A series of projects were designed to assess the diets of vegetarians and meat-eaters to see whether the gut flora components differed. After consuming a serving of steak, blood was drawn from each. As expected, TMAO levels spiked for habitual meat-eaters – but not for the vegetarians or vegans.
There are several important practical take-aways from the work:
- A vegetarian or vegan diet provides a gut flora community that does not lead to buildups of TMAO. If meat-eaters are given a high dose of antibiotics to kill off the gut flora, they do not then exhibit the spike in TMAO after eating red meat or otherwise ingesting carnitine. Scientists found that the makeup of the gut flora is solely responsible for the buildup in TMAO.
- Carnitine can also be found in many energy drinks. Given the apparent relationship between carnitine and heart attack risk, the scientists advise against them – and those beverages are especially popular with younger people. (Look for carnitine or L-carnitine in the list or ingredients.)

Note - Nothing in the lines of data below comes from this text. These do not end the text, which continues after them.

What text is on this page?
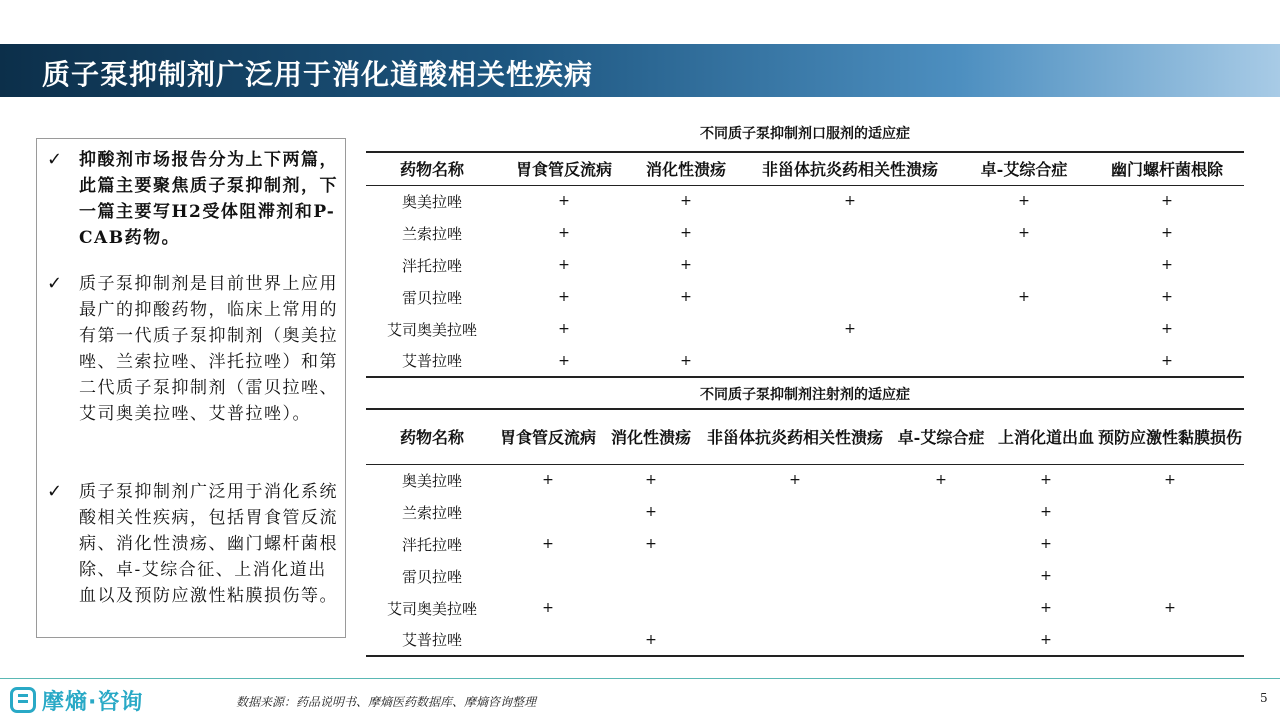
质子泵抑制剂广泛用于消化道酸相关性疾病
✓ 抑酸剂市场报告分为上下两篇，此篇主要聚焦质子泵抑制剂，下一篇主要写H2受体阻滞剂和P-CAB药物。
✓ 质子泵抑制剂是目前世界上应用最广的抑酸药物，临床上常用的有第一代质子泵抑制剂（奥美拉唑、兰索拉唑、泮托拉唑）和第二代质子泵抑制剂（雷贝拉唑、艾司奥美拉唑、艾普拉唑）。
✓ 质子泵抑制剂广泛用于消化系统酸相关性疾病，包括胃食管反流病、消化性溃疡、幽门螺杆菌根除、卓-艾综合征、上消化道出血以及预防应激性粘膜损伤等。
不同质子泵抑制剂口服剂的适应症
药物名称	胃食管反流病	消化性溃疡	非甾体抗炎药相关性溃疡	卓-艾综合症	幽门螺杆菌根除
奥美拉唑	+	+	+	+	+
兰索拉唑	+	+		+	+
泮托拉唑	+	+			+
雷贝拉唑	+	+		+	+
艾司奥美拉唑	+		+		+
艾普拉唑	+	+			+
不同质子泵抑制剂注射剂的适应症
药物名称	胃食管反流病	消化性溃疡	非甾体抗炎药相关性溃疡	卓-艾综合症	上消化道出血	预防应激性黏膜损伤
奥美拉唑	+	+	+	+	+	+
兰索拉唑		+			+	
泮托拉唑	+	+			+	
雷贝拉唑					+	
艾司奥美拉唑	+				+	+
艾普拉唑		+			+	
摩熵·咨询	数据来源：药品说明书、摩熵医药数据库、摩熵咨询整理	5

- This doesn’t mean a person should not eat red meat at all – but that it may be wise to limit the amount and frequency. The habitual consumption of red meat leads to an overabundance of the type of gut flora that produce TMAO.
How quickly, though, can the types and numbers of gut flora change? According to a Harvard University study, published in the Nature journal, radical changes in what you eat can have a huge impact on the gut flora – even in one day.
“You are what you eat,” says the old maxim. Science is proving that daily. The trillions of microorganisms that inhabit your digestive tract can make a huge difference in your health – and your diet can make a huge difference in their composition. Your gut is central to your health.